I shut the doors and went on down the hall to try to find Chamfers. Or actually his secretary. I was hoping not to see the plant manager at all. I raked my fingers through my hair, hoping to make myself look a bit more professional, and poked my nose into the first door I came to.
Like most offices carved out of industrial space the room was a tiny cube, just big enough to hold some filing cabinets and a battered desk. A middle-aged man was hunched over a stack of papers, grasping the phone in his left hand as if it might float away otherwise. A few brown strands were combed over the receding hairline in front, but he’d given up the struggle to fit into his seersucker trousers. I didn’t think he’d been part of the team I’d seen with Chamfers on Friday.

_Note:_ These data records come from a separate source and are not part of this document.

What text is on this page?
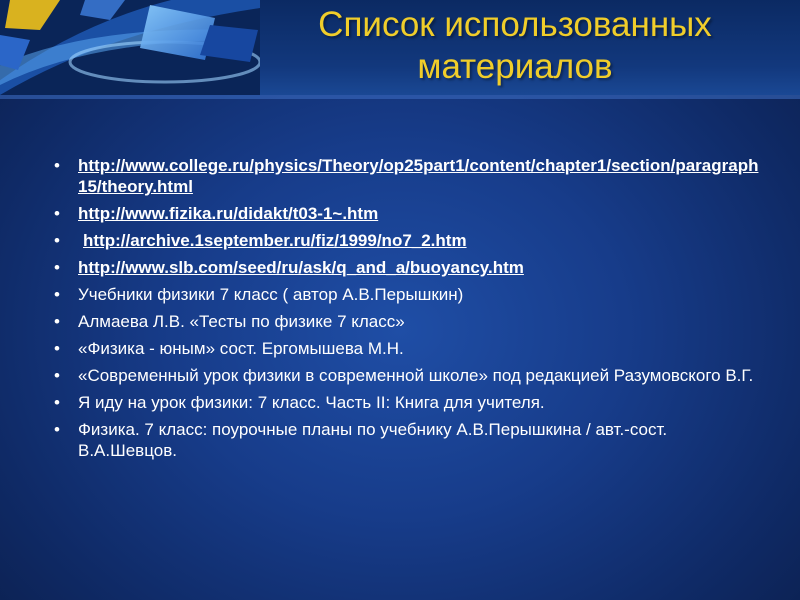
Список использованных
материалов
• http://www.college.ru/physics/Theory/op25part1/content/chapter1/section/paragraph15/theory.html
• http://www.fizika.ru/didakt/t03-1~.htm
• http://archive.1september.ru/fiz/1999/no7_2.htm
• http://www.slb.com/seed/ru/ask/q_and_a/buoyancy.htm
• Учебники физики 7 класс ( автор А.В.Перышкин)
• Алмаева Л.В. «Тесты по физике 7 класс»
• «Физика - юным» сост. Ергомышева М.Н.
• «Современный урок физики в современной школе» под редакцией Разумовского В.Г.
• Я иду на урок физики: 7 класс. Часть II: Книга для учителя.
• Физика. 7 класс: поурочные планы по учебнику А.В.Перышкина / авт.-сост. В.А.Шевцов.
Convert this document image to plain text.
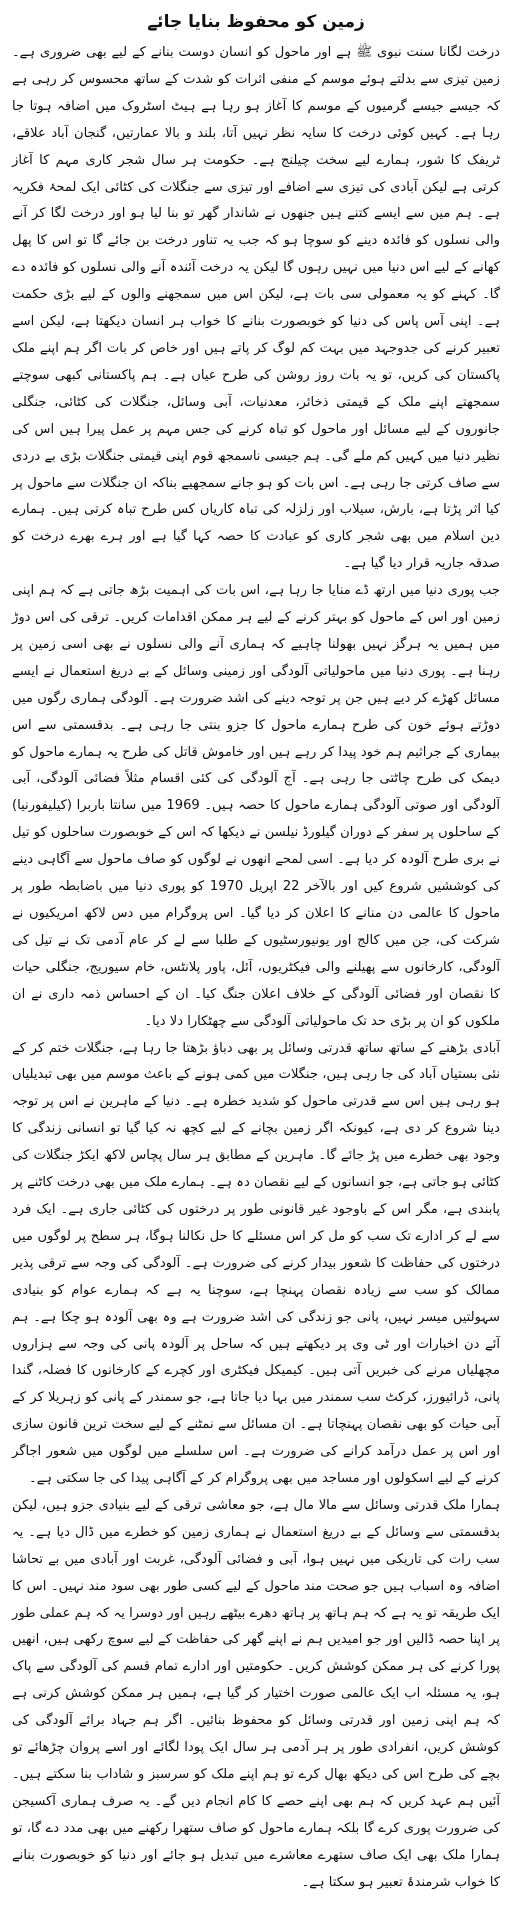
زمین کو محفوظ بنایا جائے

درخت لگانا سنت نبوی ﷺ ہے اور ماحول کو انسان دوست بنانے کے لیے بھی ضروری ہے۔ زمین تیزی سے بدلتے ہوئے موسم کے منفی اثرات کو شدت کے ساتھ محسوس کر رہی ہے کہ جیسے جیسے گرمیوں کے موسم کا آغاز ہو رہا ہے ہیٹ اسٹروک میں اضافہ ہوتا جا رہا ہے۔ کہیں کوئی درخت کا سایہ نظر نہیں آتا، بلند و بالا عمارتیں، گنجان آباد علاقے، ٹریفک کا شور، ہمارے لیے سخت چیلنج ہے۔ حکومت ہر سال شجر کاری مہم کا آغاز کرتی ہے لیکن آبادی کی تیزی سے اضافے اور تیزی سے جنگلات کی کٹائی ایک لمحۂ فکریہ ہے۔ ہم میں سے ایسے کتنے ہیں جنھوں نے شاندار گھر تو بنا لیا ہو اور درخت لگا کر آنے والی نسلوں کو فائدہ دینے کو سوچا ہو کہ جب یہ تناور درخت بن جائے گا تو اس کا پھل کھانے کے لیے اس دنیا میں نہیں رہوں گا لیکن یہ درخت آئندہ آنے والی نسلوں کو فائدہ دے گا۔ کہنے کو یہ معمولی سی بات ہے، لیکن اس میں سمجھنے والوں کے لیے بڑی حکمت ہے۔ اپنی آس پاس کی دنیا کو خوبصورت بنانے کا خواب ہر انسان دیکھتا ہے، لیکن اسے تعبیر کرنے کی جدوجہد میں بہت کم لوگ کر پاتے ہیں اور خاص کر بات اگر ہم اپنے ملک پاکستان کی کریں، تو یہ بات روز روشن کی طرح عیاں ہے۔ ہم پاکستانی کبھی سوچتے سمجھتے اپنے ملک کے قیمتی ذخائر، معدنیات، آبی وسائل، جنگلات کی کٹائی، جنگلی جانوروں کے لیے مسائل اور ماحول کو تباہ کرنے کی جس مہم پر عمل پیرا ہیں اس کی نظیر دنیا میں کہیں کم ملے گی۔ ہم جیسی ناسمجھ قوم اپنی قیمتی جنگلات بڑی بے دردی سے صاف کرتی جا رہی ہے۔ اس بات کو ہو جانے سمجھیے بناکہ ان جنگلات سے ماحول پر کیا اثر پڑتا ہے، بارش، سیلاب اور زلزلہ کی تباہ کاریاں کس طرح تباہ کرتی ہیں۔ ہمارے دین اسلام میں بھی شجر کاری کو عبادت کا حصہ کہا گیا ہے اور ہرے بھرے درخت کو صدقہ جاریہ قرار دیا گیا ہے۔

جب پوری دنیا میں ارتھ ڈے منایا جا رہا ہے، اس بات کی اہمیت بڑھ جاتی ہے کہ ہم اپنی زمین اور اس کے ماحول کو بہتر کرنے کے لیے ہر ممکن اقدامات کریں۔ ترقی کی اس دوڑ میں ہمیں یہ ہرگز نہیں بھولنا چاہیے کہ ہماری آنے والی نسلوں نے بھی اسی زمین پر رہنا ہے۔ پوری دنیا میں ماحولیاتی آلودگی اور زمینی وسائل کے بے دریغ استعمال نے ایسے مسائل کھڑے کر دیے ہیں جن پر توجہ دینے کی اشد ضرورت ہے۔ آلودگی ہماری رگوں میں دوڑتے ہوئے خون کی طرح ہمارے ماحول کا جزو بنتی جا رہی ہے۔ بدقسمتی سے اس بیماری کے جراثیم ہم خود پیدا کر رہے ہیں اور خاموش قاتل کی طرح یہ ہمارے ماحول کو دیمک کی طرح چاٹتی جا رہی ہے۔ آج آلودگی کی کئی اقسام مثلاً فضائی آلودگی، آبی آلودگی اور صوتی آلودگی ہمارے ماحول کا حصہ ہیں۔ 1969 میں سانتا باربرا (کیلیفورنیا) کے ساحلوں پر سفر کے دوران گیلورڈ نیلسن نے دیکھا کہ اس کے خوبصورت ساحلوں کو تیل نے بری طرح آلودہ کر دیا ہے۔ اسی لمحے انھوں نے لوگوں کو صاف ماحول سے آگاہی دینے کی کوششیں شروع کیں اور بالآخر 22 اپریل 1970 کو پوری دنیا میں باضابطہ طور پر ماحول کا عالمی دن منانے کا اعلان کر دیا گیا۔ اس پروگرام میں دس لاکھ امریکیوں نے شرکت کی، جن میں کالج اور یونیورسٹیوں کے طلبا سے لے کر عام آدمی تک نے تیل کی آلودگی، کارخانوں سے پھیلنے والی فیکٹریوں، آئل، پاور پلانٹس، خام سیوریج، جنگلی حیات کا نقصان اور فضائی آلودگی کے خلاف اعلان جنگ کیا۔ ان کے احساس ذمہ داری نے ان ملکوں کو ان پر بڑی حد تک ماحولیاتی آلودگی سے چھٹکارا دلا دیا۔

آبادی بڑھنے کے ساتھ ساتھ قدرتی وسائل پر بھی دباؤ بڑھتا جا رہا ہے، جنگلات ختم کر کے نئی بستیاں آباد کی جا رہی ہیں، جنگلات میں کمی ہونے کے باعث موسم میں بھی تبدیلیاں ہو رہی ہیں اس سے قدرتی ماحول کو شدید خطرہ ہے۔ دنیا کے ماہرین نے اس پر توجہ دینا شروع کر دی ہے، کیونکہ اگر زمین بچانے کے لیے کچھ نہ کیا گیا تو انسانی زندگی کا وجود بھی خطرے میں پڑ جائے گا۔ ماہرین کے مطابق ہر سال پچاس لاکھ ایکڑ جنگلات کی کٹائی ہو جاتی ہے، جو انسانوں کے لیے نقصان دہ ہے۔ ہمارے ملک میں بھی درخت کاٹنے پر پابندی ہے، مگر اس کے باوجود غیر قانونی طور پر درختوں کی کٹائی جاری ہے۔ ایک فرد سے لے کر ادارے تک سب کو مل کر اس مسئلے کا حل نکالنا ہوگا، ہر سطح پر لوگوں میں درختوں کی حفاظت کا شعور بیدار کرنے کی ضرورت ہے۔ آلودگی کی وجہ سے ترقی پذیر ممالک کو سب سے زیادہ نقصان پہنچا ہے، سوچنا یہ ہے کہ ہمارے عوام کو بنیادی سہولتیں میسر نہیں، پانی جو زندگی کی اشد ضرورت ہے وہ بھی آلودہ ہو چکا ہے۔ ہم آئے دن اخبارات اور ٹی وی پر دیکھتے ہیں کہ ساحل پر آلودہ پانی کی وجہ سے ہزاروں مچھلیاں مرنے کی خبریں آتی ہیں۔ کیمیکل فیکٹری اور کچرے کے کارخانوں کا فضلہ، گندا پانی، ڈرائیورز، کرکٹ سب سمندر میں بہا دیا جاتا ہے، جو سمندر کے پانی کو زہریلا کر کے آبی حیات کو بھی نقصان پہنچاتا ہے۔ ان مسائل سے نمٹنے کے لیے سخت ترین قانون سازی اور اس پر عمل درآمد کرانے کی ضرورت ہے۔ اس سلسلے میں لوگوں میں شعور اجاگر کرنے کے لیے اسکولوں اور مساجد میں بھی پروگرام کر کے آگاہی پیدا کی جا سکتی ہے۔

ہمارا ملک قدرتی وسائل سے مالا مال ہے، جو معاشی ترقی کے لیے بنیادی جزو ہیں، لیکن بدقسمتی سے وسائل کے بے دریغ استعمال نے ہماری زمین کو خطرے میں ڈال دیا ہے۔ یہ سب رات کی تاریکی میں نہیں ہوا، آبی و فضائی آلودگی، غربت اور آبادی میں بے تحاشا اضافہ وہ اسباب ہیں جو صحت مند ماحول کے لیے کسی طور بھی سود مند نہیں۔ اس کا ایک طریقہ تو یہ ہے کہ ہم ہاتھ پر ہاتھ دھرے بیٹھے رہیں اور دوسرا یہ کہ ہم عملی طور پر اپنا حصہ ڈالیں اور جو امیدیں ہم نے اپنے گھر کی حفاظت کے لیے سوچ رکھی ہیں، انھیں پورا کرنے کی ہر ممکن کوشش کریں۔ حکومتیں اور ادارے تمام قسم کی آلودگی سے پاک ہو، یہ مسئلہ اب ایک عالمی صورت اختیار کر گیا ہے، ہمیں ہر ممکن کوشش کرنی ہے کہ ہم اپنی زمین اور قدرتی وسائل کو محفوظ بنائیں۔ اگر ہم جہاد برائے آلودگی کی کوشش کریں، انفرادی طور پر ہر آدمی ہر سال ایک پودا لگائے اور اسے پروان چڑھائے تو بچے کی طرح اس کی دیکھ بھال کرے تو ہم اپنے ملک کو سرسبز و شاداب بنا سکتے ہیں۔ آئیں ہم عہد کریں کہ ہم بھی اپنے حصے کا کام انجام دیں گے۔ یہ صرف ہماری آکسیجن کی ضرورت پوری کرے گا بلکہ ہمارے ماحول کو صاف ستھرا رکھنے میں بھی مدد دے گا، تو ہمارا ملک بھی ایک صاف ستھرے معاشرے میں تبدیل ہو جائے اور دنیا کو خوبصورت بنانے کا خواب شرمندۂ تعبیر ہو سکتا ہے۔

He didn’t look up when I opened the door, but continued frowning over his papers. Finally he said, “Of course you haven’t been paid. That’s because you’re not paying attention to our new payables policy. Everything has to be routed through Garfield in Bolingbroke.” He listened some more, then said, “No, it wouldn’t make sense for them to handle the orders as well. How can they possibly know out there what our requirements are? I can talk to the federal prosecutor if you won’t deliver the copper by Friday.”
They went back and forth some more on whether the feds needed to be involved. I eavesdropped unashamedly. My man apparently won, because he dusted his hands triumphantly when he hung up the phone. It was only then that he noticed me.
“I’m looking for your benefits manager,” I said.
“What for?” His victory over the copper supplier made him truculent.
“Because I have a question about some benefits. For my father, who was laid off seven weeks ago. He’s had to go into the hospital.” That seemed like a safe bet, given the empty benches in the assembly room.